By Ben Venables Last edited 110 months ago
Immersive Play Has Wrong End Of The Telescope ★★☆☆☆ 2

An eerie waiting-room atmosphere works well in Battersea's Testbed1. Photo Ben Venables

Londonist Rating: ★★☆☆☆

An immersive play performed for the first time in English, authored by Azerbaijan's deputy PM and then all staged in an old Battersea dairy is not something of the usual theatre fare — even by London standards.

Yet, in his home country Elchin is a leading playwright as well as a leading politico. Brought to London as part of the Buta festival, does Telescope plant the Azerbaijan flag in the fertile Battersea soil?

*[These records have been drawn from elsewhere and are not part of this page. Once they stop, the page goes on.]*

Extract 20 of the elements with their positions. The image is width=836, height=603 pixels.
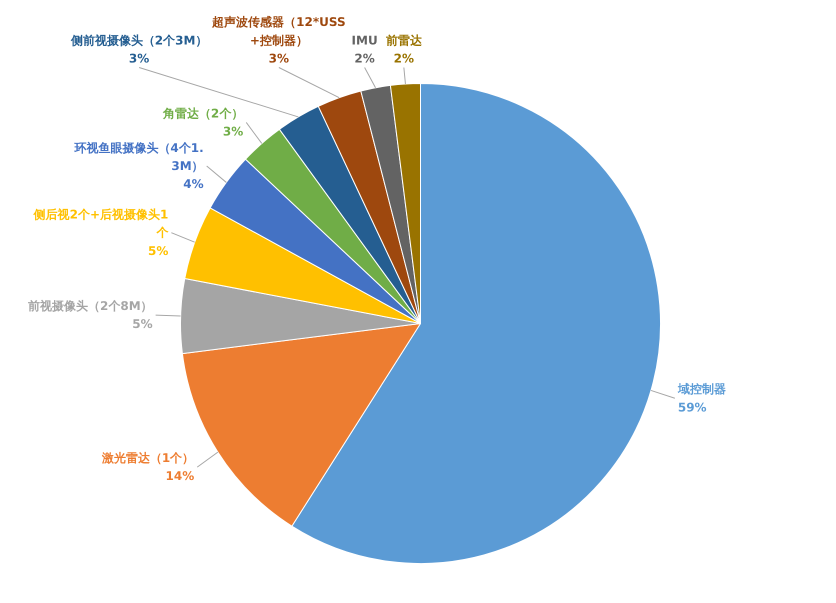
slice-label: 环视鱼眼摄像头（4个1.3M） [73,140,204,173]
slice-label: IMU [352,33,378,48]
data-label: 14% [165,469,194,484]
data-label: 3% [268,52,290,66]
slice-label: 侧前视摄像头（2个3M） [70,33,208,48]
data-label: 5% [132,317,153,332]
data-label: 3% [222,124,244,139]
slice-label: 侧后视2个+后视摄像头1个 [32,208,170,240]
data-label: 2% [354,52,375,66]
data-label: 59% [678,400,707,414]
slice-label: 域控制器 [676,382,726,396]
slice-label: 前视摄像头（2个8M） [26,298,153,313]
slice-label: 超声波传感器（12*USS+控制器） [211,15,346,48]
data-label: 3% [128,52,150,66]
slice-label: 前雷达 [384,33,423,48]
data-label: 4% [183,177,204,192]
slice-label: 角雷达（2个） [162,106,244,120]
data-label: 5% [148,244,168,258]
slice-label: 激光雷达（1个） [100,451,194,465]
data-label: 2% [394,52,414,66]
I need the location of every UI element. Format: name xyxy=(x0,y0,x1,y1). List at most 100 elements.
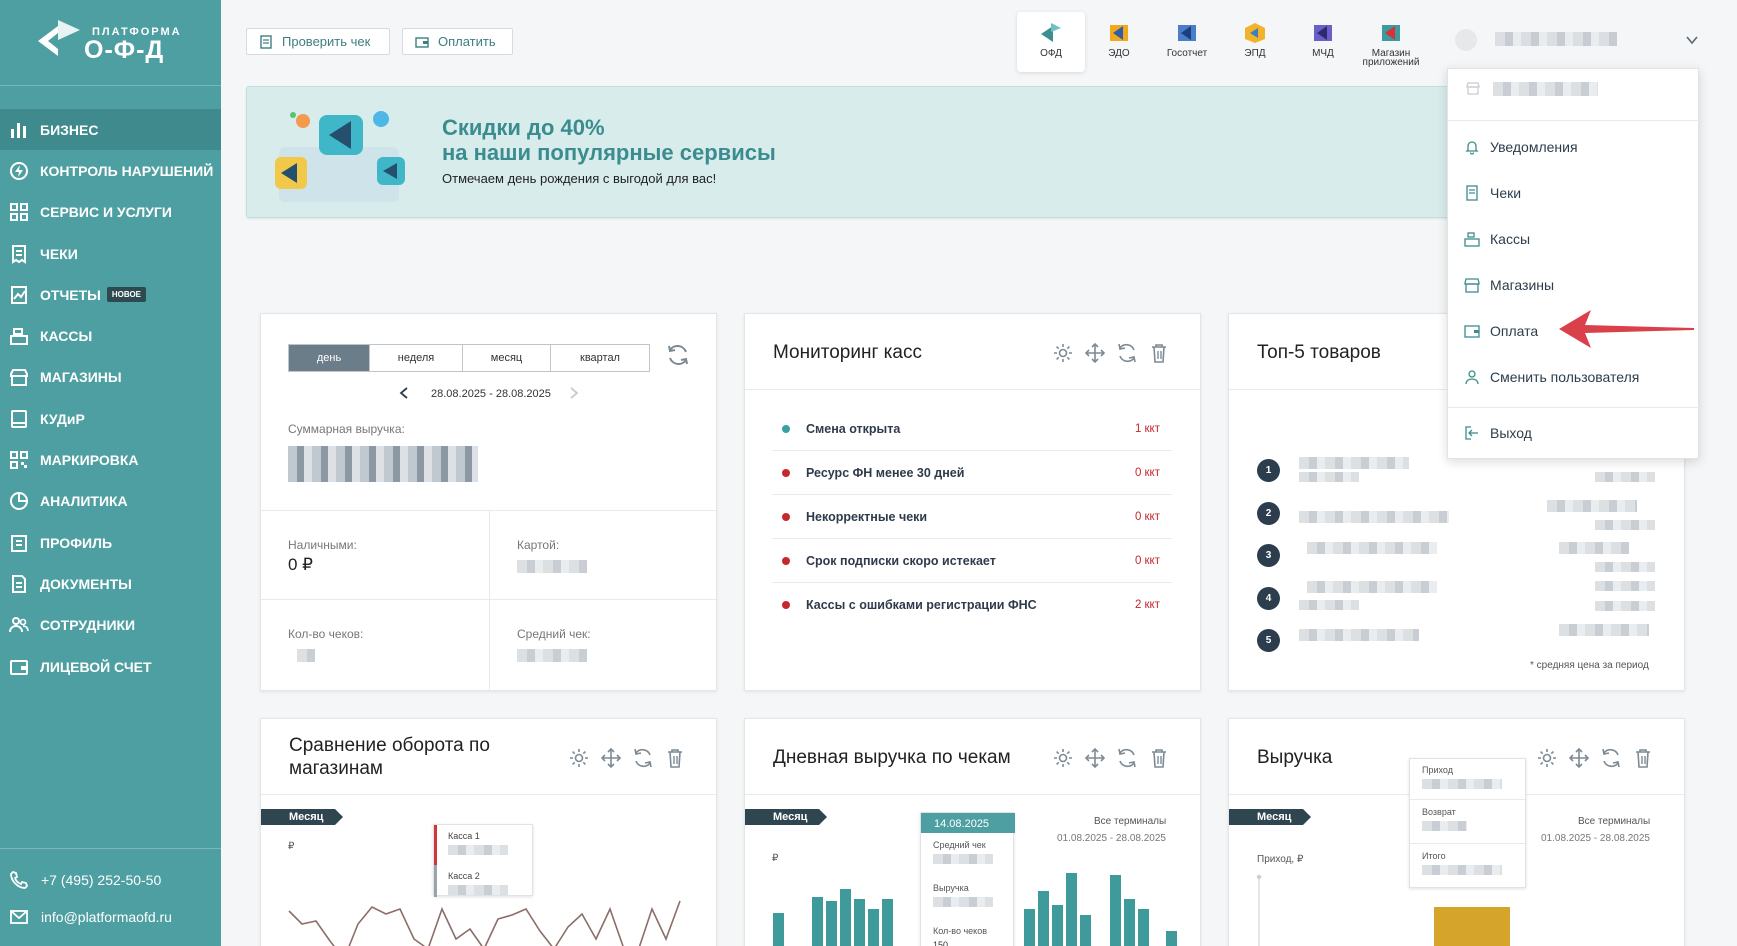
service-switcher: ОФД ЭДО Госотчет ЭПД МЧД Магазин приложе… xyxy=(1017,12,1425,72)
logo-mark-icon xyxy=(38,20,80,56)
service-gosotchet[interactable]: Госотчет xyxy=(1153,12,1221,72)
sidebar-item-label: СОТРУДНИКИ xyxy=(40,617,136,634)
monitoring-row[interactable]: Некорректные чеки 0 ккт xyxy=(772,495,1172,539)
monitoring-row[interactable]: Срок подписки скоро истекает 0 ккт xyxy=(772,539,1172,583)
status-dot xyxy=(782,556,790,565)
move-icon[interactable] xyxy=(1568,747,1590,769)
sidebar-item-profile[interactable]: ПРОФИЛЬ xyxy=(0,522,221,563)
bar-chart-icon xyxy=(8,120,30,140)
total-revenue-label: Суммарная выручка: xyxy=(288,422,405,436)
service-edo[interactable]: ЭДО xyxy=(1085,12,1153,72)
check-receipt-button[interactable]: Проверить чек xyxy=(246,28,390,55)
sidebar-item-registers[interactable]: КАССЫ xyxy=(0,315,221,356)
trash-icon[interactable] xyxy=(1632,747,1654,769)
card-title-line: Сравнение оборота по xyxy=(289,735,490,756)
move-icon[interactable] xyxy=(1084,747,1106,769)
menu-item-label: Магазины xyxy=(1490,277,1555,293)
service-ofd[interactable]: ОФД xyxy=(1017,12,1085,72)
settings-icon[interactable] xyxy=(568,747,590,769)
service-label: ЭДО xyxy=(1108,48,1130,59)
menu-item-payment[interactable]: Оплата xyxy=(1464,319,1538,343)
phone-link[interactable]: +7 (495) 252-50-50 xyxy=(0,861,221,898)
period-month-tab[interactable]: месяц xyxy=(463,345,551,371)
period-week-tab[interactable]: неделя xyxy=(370,345,463,371)
chart-bar xyxy=(854,899,865,946)
chart-bar xyxy=(840,889,851,946)
refresh-icon[interactable] xyxy=(632,747,654,769)
month-tag[interactable]: Месяц xyxy=(261,809,344,825)
monitoring-label: Смена открыта xyxy=(806,421,901,436)
trash-icon[interactable] xyxy=(664,747,686,769)
email-link[interactable]: info@platformaofd.ru xyxy=(0,898,221,935)
total-revenue-redacted xyxy=(288,446,478,482)
settings-icon[interactable] xyxy=(1052,342,1074,364)
period-quarter-tab[interactable]: квартал xyxy=(580,352,620,364)
value-redacted xyxy=(933,854,993,864)
sidebar-item-stores[interactable]: МАГАЗИНЫ xyxy=(0,357,221,398)
settings-icon[interactable] xyxy=(1536,747,1558,769)
menu-item-logout[interactable]: Выход xyxy=(1464,421,1532,445)
promo-illustration-icon xyxy=(275,111,405,202)
monitoring-row[interactable]: Кассы с ошибками регистрации ФНС 2 ккт xyxy=(772,583,1172,627)
divider xyxy=(261,510,716,511)
sidebar-item-receipts[interactable]: ЧЕКИ xyxy=(0,233,221,274)
user-account-button[interactable] xyxy=(1455,25,1705,55)
refresh-icon[interactable] xyxy=(665,342,691,368)
service-epd[interactable]: ЭПД xyxy=(1221,12,1289,72)
service-app-store[interactable]: Магазин приложений xyxy=(1357,12,1425,72)
sidebar-item-violations[interactable]: КОНТРОЛЬ НАРУШЕНИЙ xyxy=(0,150,221,191)
refresh-icon[interactable] xyxy=(1116,342,1138,364)
store-turnover-card: Сравнение оборота по магазинам Месяц ₽ К… xyxy=(260,718,717,946)
sidebar-item-reports[interactable]: ОТЧЕТЫ НОВОЕ xyxy=(0,274,221,315)
sidebar-item-analytics[interactable]: АНАЛИТИКА xyxy=(0,481,221,522)
sidebar-item-kudir[interactable]: КУДиР xyxy=(0,398,221,439)
trash-icon[interactable] xyxy=(1148,342,1170,364)
move-icon[interactable] xyxy=(1084,342,1106,364)
chevron-left-icon[interactable] xyxy=(398,386,410,400)
sidebar-item-employees[interactable]: СОТРУДНИКИ xyxy=(0,605,221,646)
refresh-icon[interactable] xyxy=(1116,747,1138,769)
promo-banner[interactable]: Скидки до 40% на наши популярные сервисы… xyxy=(246,86,1646,218)
user-icon xyxy=(1465,370,1479,385)
sidebar-item-documents[interactable]: ДОКУМЕНТЫ xyxy=(0,563,221,604)
menu-item-notifications[interactable]: Уведомления xyxy=(1464,135,1578,159)
month-tag[interactable]: Месяц xyxy=(745,809,828,825)
logo-text-big: О-Ф-Д xyxy=(84,36,165,64)
tooltip-label: Выручка xyxy=(933,883,969,893)
sidebar-item-account[interactable]: ЛИЦЕВОЙ СЧЕТ xyxy=(0,646,221,687)
menu-item-registers[interactable]: Кассы xyxy=(1464,227,1530,251)
tooltip-label: Приход xyxy=(1422,765,1453,775)
axis-label: ₽ xyxy=(288,841,295,852)
rank-badge: 2 xyxy=(1257,502,1280,525)
move-icon[interactable] xyxy=(600,747,622,769)
chart-bar xyxy=(1080,915,1091,946)
settings-icon[interactable] xyxy=(1052,747,1074,769)
sidebar-item-label: ПРОФИЛЬ xyxy=(40,534,113,551)
bell-icon xyxy=(1465,141,1479,155)
sidebar-item-business[interactable]: БИЗНЕС xyxy=(0,109,221,151)
menu-item-receipts[interactable]: Чеки xyxy=(1464,181,1521,205)
pay-button[interactable]: Оплатить xyxy=(402,28,513,55)
refresh-icon[interactable] xyxy=(1600,747,1622,769)
menu-item-switch-user[interactable]: Сменить пользователя xyxy=(1464,365,1639,389)
sidebar-item-marking[interactable]: МАРКИРОВКА xyxy=(0,439,221,480)
monitoring-row[interactable]: Ресурс ФН менее 30 дней 0 ккт xyxy=(772,451,1172,495)
avg-receipt-label: Средний чек: xyxy=(517,627,591,641)
banner-text: Отмечаем день рождения с выгодой для вас… xyxy=(442,171,717,186)
ofd-logo-icon xyxy=(1041,23,1061,42)
chevron-right-icon[interactable] xyxy=(568,386,580,400)
user-dropdown-menu: Уведомления Чеки Кассы Магазины Оплата С… xyxy=(1447,68,1700,459)
month-tag[interactable]: Месяц xyxy=(1229,809,1312,825)
menu-item-stores[interactable]: Магазины xyxy=(1464,273,1554,297)
chart-bar xyxy=(1138,909,1149,946)
sidebar-item-services[interactable]: СЕРВИС И УСЛУГИ xyxy=(0,192,221,233)
sidebar-item-label: МАГАЗИНЫ xyxy=(40,369,122,386)
menu-item-label: Кассы xyxy=(1490,231,1531,247)
value-redacted xyxy=(1422,865,1502,875)
period-day-tab[interactable]: день xyxy=(289,345,370,371)
trash-icon[interactable] xyxy=(1148,747,1170,769)
service-mchd[interactable]: МЧД xyxy=(1289,12,1357,72)
range-label: 01.08.2025 - 28.08.2025 xyxy=(1057,833,1166,844)
monitoring-row[interactable]: Смена открыта 1 ккт xyxy=(772,407,1172,451)
logo[interactable]: ПЛАТФОРМА О-Ф-Д xyxy=(0,0,221,86)
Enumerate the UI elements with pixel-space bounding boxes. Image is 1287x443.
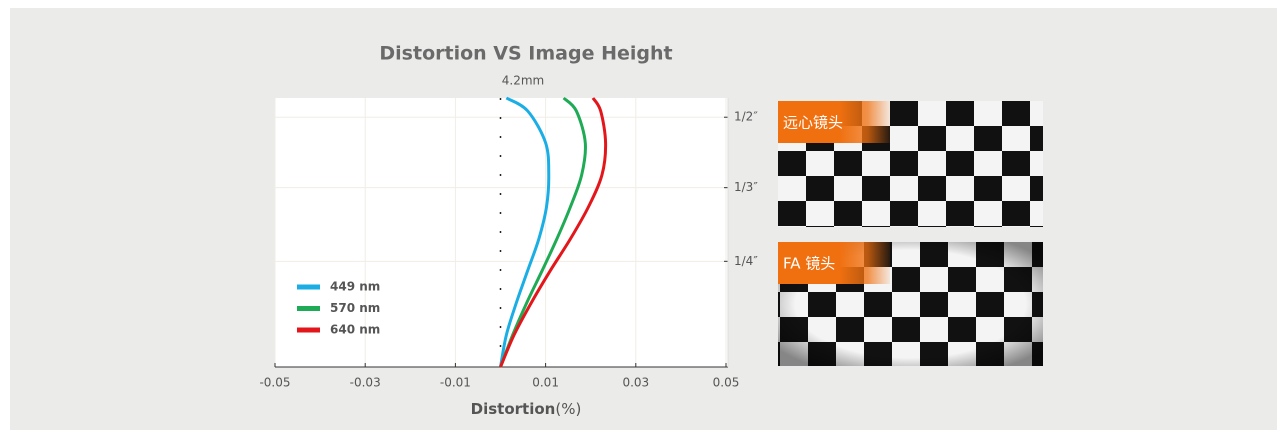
chart: -0.05 -0.03 -0.01 0.01 0.03 0.05 1/2″ 1/3″ 1/4″ 4… <box>259 96 758 390</box>
y2-tick-label: 1/3″ <box>734 180 758 194</box>
x-tick-label: 0.01 <box>532 376 559 390</box>
x-axis-title: Distortion(%) <box>471 400 582 418</box>
legend-label: 640 nm <box>330 323 380 337</box>
x-tick-label: 0.05 <box>713 376 740 390</box>
x-tick-label: -0.05 <box>259 376 290 390</box>
y2-tick-label: 1/4″ <box>734 254 758 268</box>
x-unit: (%) <box>555 400 581 418</box>
label-box <box>778 242 890 284</box>
chart-title: Distortion VS Image Height <box>379 43 672 65</box>
image-label: FA 镜头 <box>783 255 835 273</box>
line <box>499 97 608 368</box>
image-label: 远心镜头 <box>783 114 843 132</box>
x-tick-label: -0.03 <box>350 376 381 390</box>
line <box>499 96 551 368</box>
legend-label: 449 nm <box>330 280 380 294</box>
x-tick-label: -0.01 <box>440 376 471 390</box>
x-label: Distortion <box>471 400 556 418</box>
legend-label: 570 nm <box>330 301 380 315</box>
plot-area <box>275 98 728 367</box>
line <box>499 96 587 368</box>
y2-tick-label: 1/2″ <box>734 110 758 124</box>
annotation: 4.2mm <box>502 74 544 88</box>
x-tick-label: 0.03 <box>622 376 649 390</box>
label-box <box>778 101 890 143</box>
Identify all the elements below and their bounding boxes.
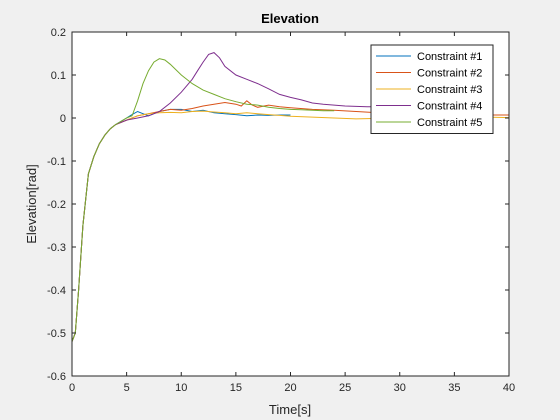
y-tick-label: 0 — [60, 113, 66, 125]
legend-label-1: Constraint #1 — [417, 51, 482, 63]
x-tick-label: 15 — [230, 382, 242, 394]
legend-label-2: Constraint #2 — [417, 68, 482, 80]
y-tick-label: -0.5 — [47, 328, 66, 340]
y-tick-label: -0.1 — [47, 156, 66, 168]
y-tick-label: -0.6 — [47, 371, 66, 383]
x-tick-label: 20 — [284, 382, 296, 394]
y-tick-label: -0.2 — [47, 199, 66, 211]
x-tick-label: 10 — [175, 382, 187, 394]
x-tick-label: 40 — [503, 382, 515, 394]
y-tick-label: -0.4 — [47, 285, 66, 297]
legend-label-4: Constraint #4 — [417, 101, 482, 113]
y-tick-label: -0.3 — [47, 242, 66, 254]
x-tick-label: 25 — [339, 382, 351, 394]
x-tick-label: 35 — [448, 382, 460, 394]
x-tick-label: 0 — [69, 382, 75, 394]
y-tick-label: 0.2 — [51, 27, 66, 39]
x-tick-label: 30 — [394, 382, 406, 394]
legend: Constraint #1 Constraint #2 Constraint #3 C… — [371, 45, 493, 134]
chart-title: Elevation — [261, 11, 319, 26]
x-axis-label: Time[s] — [269, 402, 311, 417]
x-tick-label: 5 — [124, 382, 130, 394]
y-axis-label: Elevation[rad] — [24, 164, 39, 244]
legend-label-3: Constraint #3 — [417, 84, 482, 96]
legend-label-5: Constraint #5 — [417, 117, 482, 129]
y-tick-label: 0.1 — [51, 70, 66, 82]
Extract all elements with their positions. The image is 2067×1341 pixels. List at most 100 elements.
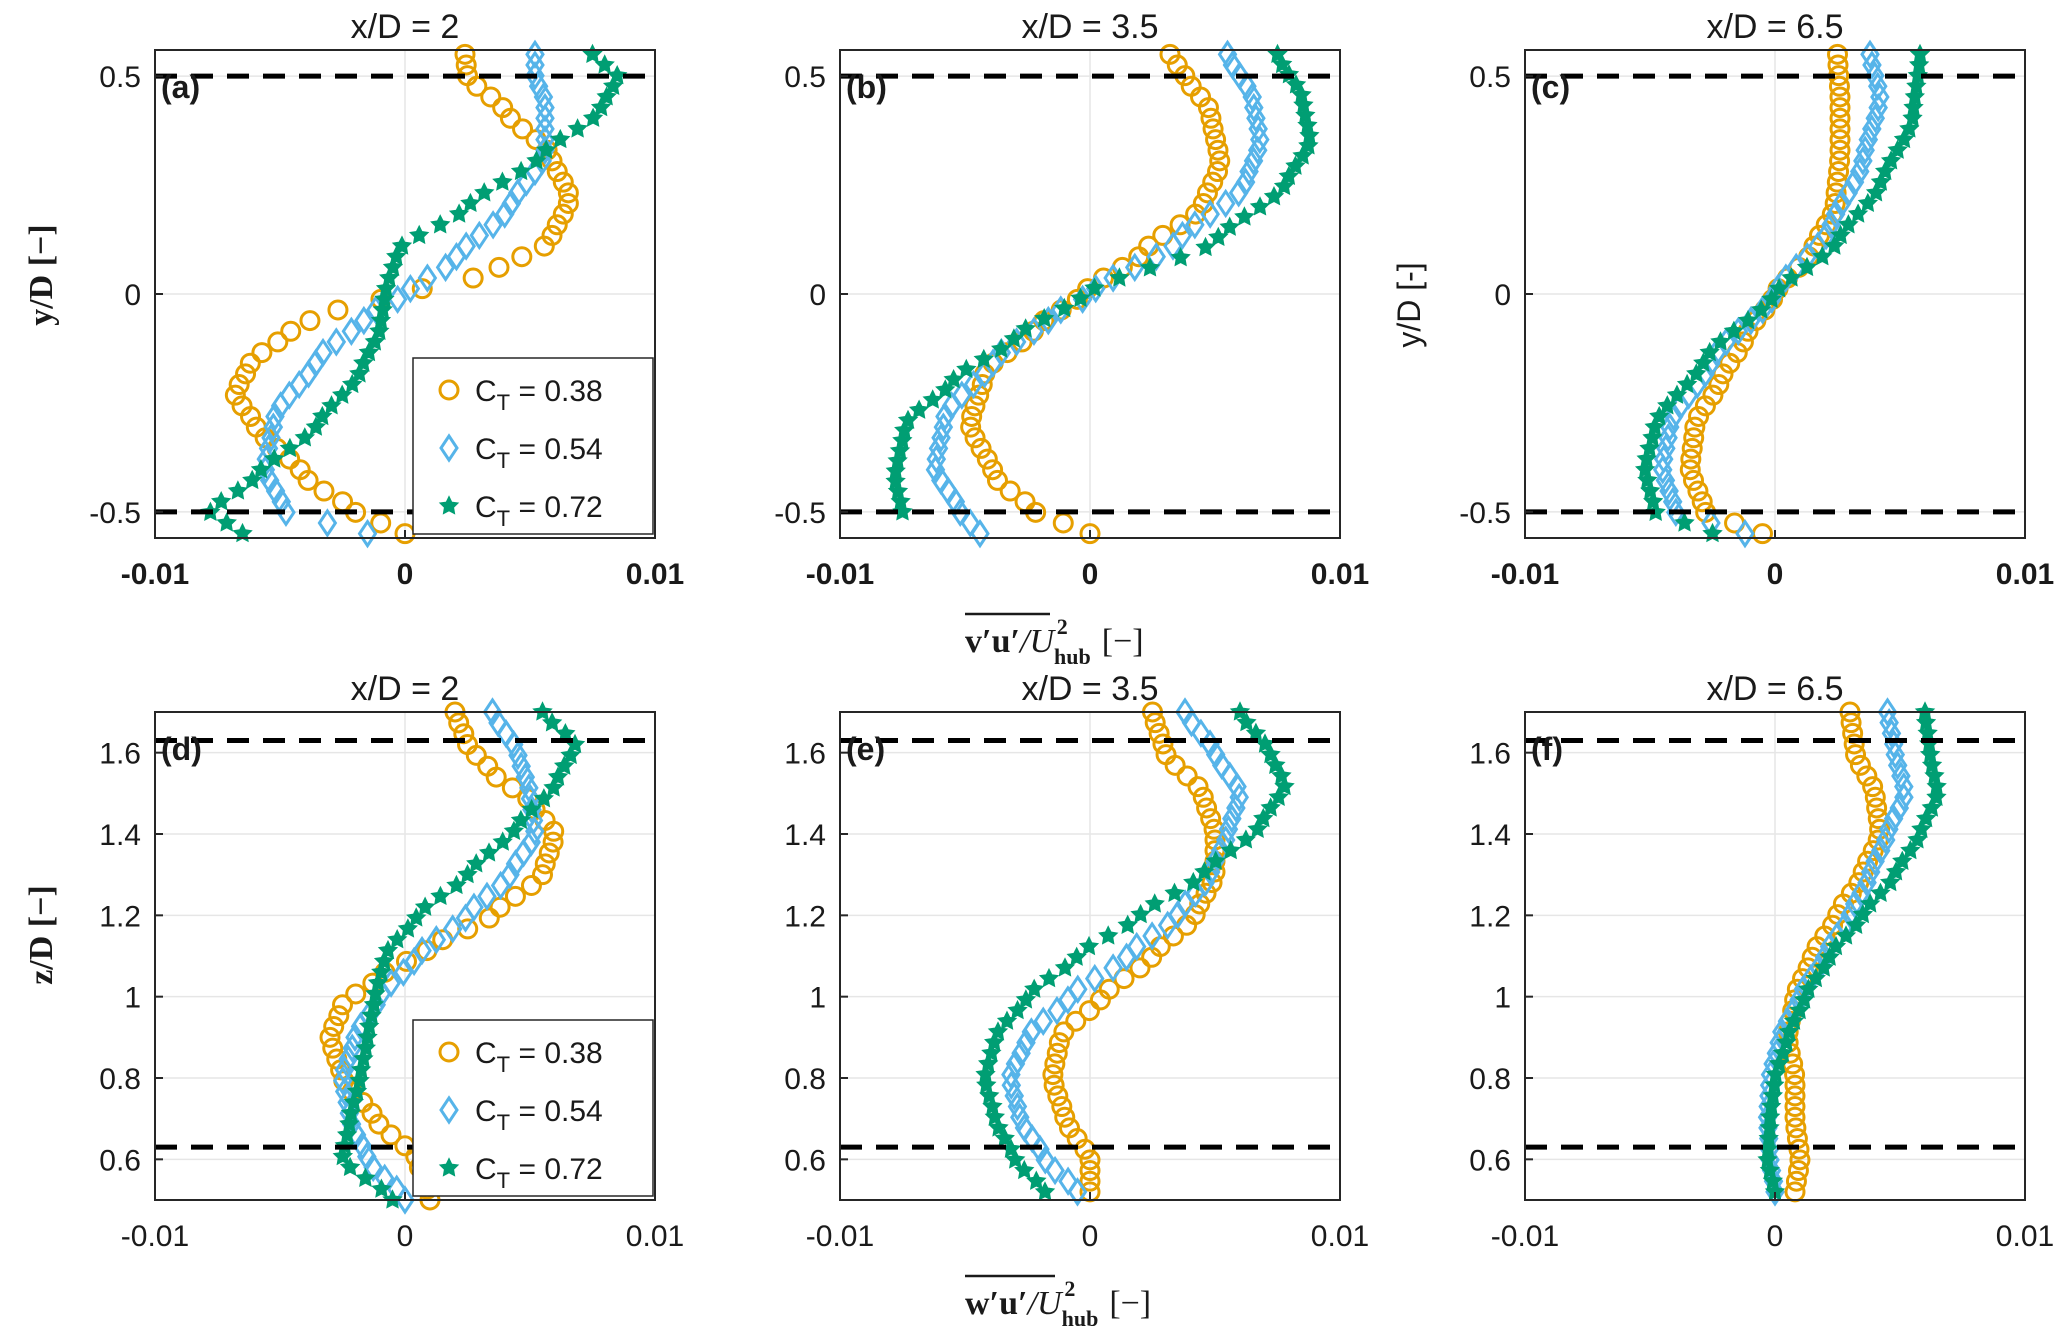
data-point bbox=[501, 188, 522, 219]
x-tick-label: 0 bbox=[1767, 558, 1784, 591]
data-point bbox=[500, 859, 520, 890]
data-point bbox=[1196, 797, 1218, 819]
data-point bbox=[552, 203, 574, 225]
data-point bbox=[1761, 288, 1782, 308]
data-point bbox=[1054, 297, 1075, 318]
data-point bbox=[1016, 1027, 1036, 1058]
data-point bbox=[943, 369, 964, 389]
data-point bbox=[1084, 963, 1105, 994]
data-point bbox=[1054, 1106, 1076, 1128]
data-point bbox=[343, 1091, 364, 1112]
x-tick-label: 0.01 bbox=[626, 558, 684, 591]
data-point bbox=[1829, 107, 1851, 129]
data-point bbox=[1042, 1064, 1064, 1086]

Early signs are good. There's a tumbleweed quality to the dairy and the giant scrunches of paper, filing cabinets and waiting-room seats all promise a story of some meandering bureaucracy in the style of Kafka or Gogol. The sound of crow calls bring to mind walking alone at dawn in the mist of a London park.

Into this eerie atmosphere Telescope comes to life with a full-cast entering as if in a medical drama. But the patient is dead — 'away the Crow road' — and soon he's greeted by his ex-wife in purgatory. To pass the time they talk metaphysics and peer through the telescope to those back on earth.

The discussions, though, are a little vague and just aren't that compelling. And as our protagonist looks down the telescope to find yet another of his family or friends are hypocrites (and all doing just fine without him) the story becomes repetitive. This naivety is a little dull in characterisation and makes for an unconvincing journey of self-discovery. It becomes more like A Christmas Carol than Kafka.

Then there's the immersive aspects of archangels scootering among the audience in shades and boiler suits — making the tone all very contemporary. Considered alone this is actually rather well staged, but perhaps exaggerates the dated parts of the story. A more traditional telling, or one that placed the tale into a specific historic context or place, may have served Telescope a little better.

Telescope runs at Testbed1, 33 Parkgate Road, Battersea, until 7 March. Tickets £15/£12. Londonist saw this on a complimentary ticket.